The North's outgoing victims' commissioner Kathryn Stone has proposed a pension for everyone who was severely injured during the Troubles - an idea which has resurrected the controversy over who should be regarded as a victim.
Her paper, Dealing with the Past, is now in the hands of First Minister Peter Robinson and Deputy First Minister Martin McGuinness who must decide whether to follow up on her proposal.
Ms Stone, who is standing down next month, has also called for arrangements where apologies could be issued to all victims from those who perpetrated killings, maiming and injuries.
And in suggestions which are in line with the proposals contained in the stalled Richard Haass paper on how to deal with the past, parades and flags she also called for the formation of an Information Retrieval Commission and a Historical Investigations Unit.
Any apologies from representatives of groups such as the IRA, the UVF, the UDA and the British state would be dealt with through her proposed Acknowledgement Unit, which would come under the aegis of the British and Irish governments.
Ms Stone's paper comes as Dublin, London and Washington consider ways to get the Northern parties, particularly antagonistic unionist politicians, to re-engage with the Haass proposals sometime after the European and local elections towards the end of this month.
Under current legislation there is no distinction between paramilitaries who were killed during the Troubles and other victims. This is an issue which has particularly exercised unionists with the DUP seeking to change the legislation at Westminster to exclude former paramilitaries and their families.
Sinn Fein contend there "must be no hierarchy of victims" while the SDLP argues that the issue is complex and requires sensitive handling.
Ms Stone said that that while there “may be some dissenting voices, these recommendations represent real and practical actions that will meet the needs of victims and survivors as they have expressed them”.
“I believe there is the political will to meet the needs of victims and survivors. That needs to be translated into action and that action must be now,” she urged.

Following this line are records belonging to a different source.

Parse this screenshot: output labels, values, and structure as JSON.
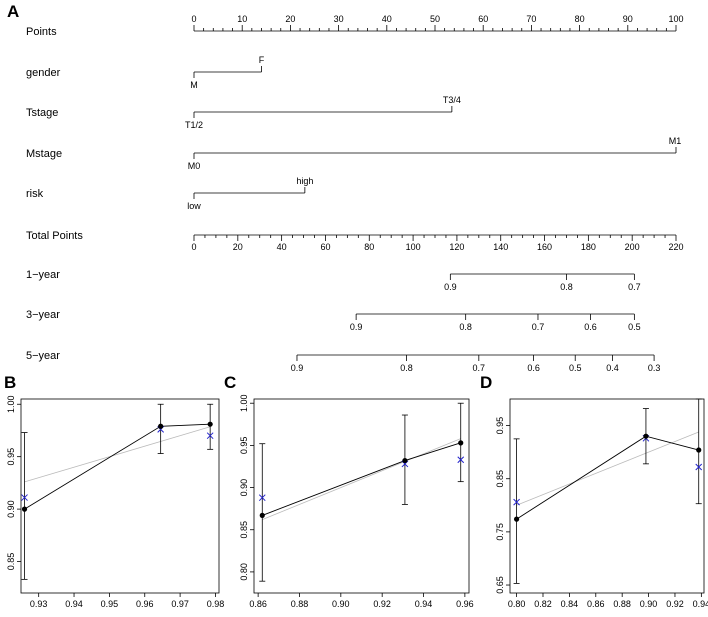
{
  "panels": {
    "a": "A",
    "b": "B",
    "c": "C",
    "d": "D"
  },
  "nomogram": {
    "type": "nomogram",
    "rows": [
      {
        "label": "Points",
        "kind": "axis",
        "domain": [
          0,
          100
        ],
        "major": [
          0,
          10,
          20,
          30,
          40,
          50,
          60,
          70,
          80,
          90,
          100
        ],
        "minor_step": 2,
        "labels_above": true
      },
      {
        "label": "gender",
        "kind": "variable",
        "levels": [
          {
            "name": "M",
            "points": 0,
            "pos": "below"
          },
          {
            "name": "F",
            "points": 14,
            "pos": "above"
          }
        ]
      },
      {
        "label": "Tstage",
        "kind": "variable",
        "levels": [
          {
            "name": "T1/2",
            "points": 0,
            "pos": "below"
          },
          {
            "name": "T3/4",
            "points": 53.5,
            "pos": "above"
          }
        ]
      },
      {
        "label": "Mstage",
        "kind": "variable",
        "levels": [
          {
            "name": "M0",
            "points": 0,
            "pos": "below"
          },
          {
            "name": "M1",
            "points": 100,
            "pos": "above"
          }
        ]
      },
      {
        "label": "risk",
        "kind": "variable",
        "levels": [
          {
            "name": "low",
            "points": 0,
            "pos": "below"
          },
          {
            "name": "high",
            "points": 23,
            "pos": "above"
          }
        ]
      },
      {
        "label": "Total Points",
        "kind": "axis",
        "domain": [
          0,
          220
        ],
        "major": [
          0,
          20,
          40,
          60,
          80,
          100,
          120,
          140,
          160,
          180,
          200,
          220
        ],
        "minor_step": 5,
        "labels_above": false
      },
      {
        "label": "1−year",
        "kind": "probability",
        "ticks": [
          {
            "label": "0.9",
            "total": 117
          },
          {
            "label": "0.8",
            "total": 170
          },
          {
            "label": "0.7",
            "total": 201
          }
        ]
      },
      {
        "label": "3−year",
        "kind": "probability",
        "ticks": [
          {
            "label": "0.9",
            "total": 74
          },
          {
            "label": "0.8",
            "total": 124
          },
          {
            "label": "0.7",
            "total": 157
          },
          {
            "label": "0.6",
            "total": 181
          },
          {
            "label": "0.5",
            "total": 201
          }
        ]
      },
      {
        "label": "5−year",
        "kind": "probability",
        "ticks": [
          {
            "label": "0.9",
            "total": 47
          },
          {
            "label": "0.8",
            "total": 97
          },
          {
            "label": "0.7",
            "total": 130
          },
          {
            "label": "0.6",
            "total": 155
          },
          {
            "label": "0.5",
            "total": 174
          },
          {
            "label": "0.4",
            "total": 191
          },
          {
            "label": "0.3",
            "total": 210
          }
        ]
      }
    ]
  },
  "chart_data": [
    {
      "panel": "B",
      "type": "scatter",
      "xlim": [
        0.925,
        0.981
      ],
      "ylim": [
        0.82,
        1.005
      ],
      "xticks": [
        "0.93",
        "0.94",
        "0.95",
        "0.96",
        "0.97",
        "0.98"
      ],
      "xtick_values": [
        0.93,
        0.94,
        0.95,
        0.96,
        0.97,
        0.98
      ],
      "yticks": [
        "0.85",
        "0.90",
        "0.95",
        "1.00"
      ],
      "ytick_values": [
        0.85,
        0.9,
        0.95,
        1.0
      ],
      "observed": [
        {
          "x": 0.926,
          "y": 0.9,
          "lo": 0.833,
          "hi": 0.973
        },
        {
          "x": 0.9645,
          "y": 0.979,
          "lo": 0.953,
          "hi": 1.0
        },
        {
          "x": 0.9785,
          "y": 0.981,
          "lo": 0.957,
          "hi": 1.0
        }
      ],
      "corrected": [
        {
          "x": 0.926,
          "y": 0.911
        },
        {
          "x": 0.9645,
          "y": 0.976
        },
        {
          "x": 0.9785,
          "y": 0.97
        }
      ],
      "reference": [
        [
          0.926,
          0.926
        ],
        [
          0.9785,
          0.9785
        ]
      ]
    },
    {
      "panel": "C",
      "type": "scatter",
      "xlim": [
        0.858,
        0.962
      ],
      "ylim": [
        0.775,
        1.005
      ],
      "xticks": [
        "0.86",
        "0.88",
        "0.90",
        "0.92",
        "0.94",
        "0.96"
      ],
      "xtick_values": [
        0.86,
        0.88,
        0.9,
        0.92,
        0.94,
        0.96
      ],
      "yticks": [
        "0.80",
        "0.85",
        "0.90",
        "0.95",
        "1.00"
      ],
      "ytick_values": [
        0.8,
        0.85,
        0.9,
        0.95,
        1.0
      ],
      "observed": [
        {
          "x": 0.862,
          "y": 0.867,
          "lo": 0.789,
          "hi": 0.952
        },
        {
          "x": 0.931,
          "y": 0.932,
          "lo": 0.88,
          "hi": 0.986
        },
        {
          "x": 0.958,
          "y": 0.953,
          "lo": 0.907,
          "hi": 1.0
        }
      ],
      "corrected": [
        {
          "x": 0.862,
          "y": 0.888
        },
        {
          "x": 0.931,
          "y": 0.928
        },
        {
          "x": 0.958,
          "y": 0.933
        }
      ],
      "reference": [
        [
          0.862,
          0.862
        ],
        [
          0.958,
          0.958
        ]
      ]
    },
    {
      "panel": "D",
      "type": "scatter",
      "xlim": [
        0.795,
        0.942
      ],
      "ylim": [
        0.635,
        1.0
      ],
      "xticks": [
        "0.80",
        "0.82",
        "0.84",
        "0.86",
        "0.88",
        "0.90",
        "0.92",
        "0.94"
      ],
      "xtick_values": [
        0.8,
        0.82,
        0.84,
        0.86,
        0.88,
        0.9,
        0.92,
        0.94
      ],
      "yticks": [
        "0.65",
        "0.75",
        "0.85",
        "0.95"
      ],
      "ytick_values": [
        0.65,
        0.75,
        0.85,
        0.95
      ],
      "observed": [
        {
          "x": 0.8,
          "y": 0.774,
          "lo": 0.653,
          "hi": 0.925
        },
        {
          "x": 0.898,
          "y": 0.93,
          "lo": 0.878,
          "hi": 0.982
        },
        {
          "x": 0.938,
          "y": 0.904,
          "lo": 0.803,
          "hi": 1.0
        }
      ],
      "corrected": [
        {
          "x": 0.8,
          "y": 0.806
        },
        {
          "x": 0.898,
          "y": 0.926
        },
        {
          "x": 0.938,
          "y": 0.872
        }
      ],
      "reference": [
        [
          0.8,
          0.8
        ],
        [
          0.938,
          0.938
        ]
      ]
    }
  ]
}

The proposals have reawakened memories of the recommendation in the Eames-Bradley proposals on the past where the families of all those killed in the Troubles, including families of paramilitaries, would receive a £12,000 (€14,680) reconciliation payment - a proposal seen by some as wrecking any objective appraisal of those detailed proposals.
Ms Stone said the DUP First Minister and Sinn Fein Deputy First Minister, who in any case are divided on the issue, could set eligibility criteria for who should receive special pensions. Some unionist victims groups and politicians however spoke out against such payments.
Traditional Unionist Voice leader Jim Allister said there should be "no Provo pensions". Any proposed pension should exclude those injured while engaged in terrorism or carrying a relevant conviction, he said.
"There should be no question of those injured while carrying out acts of terrorism receiving a pension. The idea that terrorists injured while visiting death and destruction upon others should receive a payout from the state rightly appalled innocent victims the length and breadth of Northern Ireland when it was suggested in Eames-Bradley," added Mr Allister.
“There can be no Provo pension for Shankill bomber Seán Kelly. He’s a victim maker. Not a victim,” he said.
Kenny Donaldson, of the unionist umbrella victims group, Innocent Victims United, said he would study the document in detail but added that it was "warped and deeply miscalculated" in offering pensions to "perpetrators".
He said the acknowledgements unit proposed would have “zero credibility” unless there was universal acceptance that “the use of violence in the furtherance of a so-called political objective is not and was not ever justified”.
Victims campaigner William Frazer there was a concerted attempt to "revamp and promote the failed" Eames-Bradley report.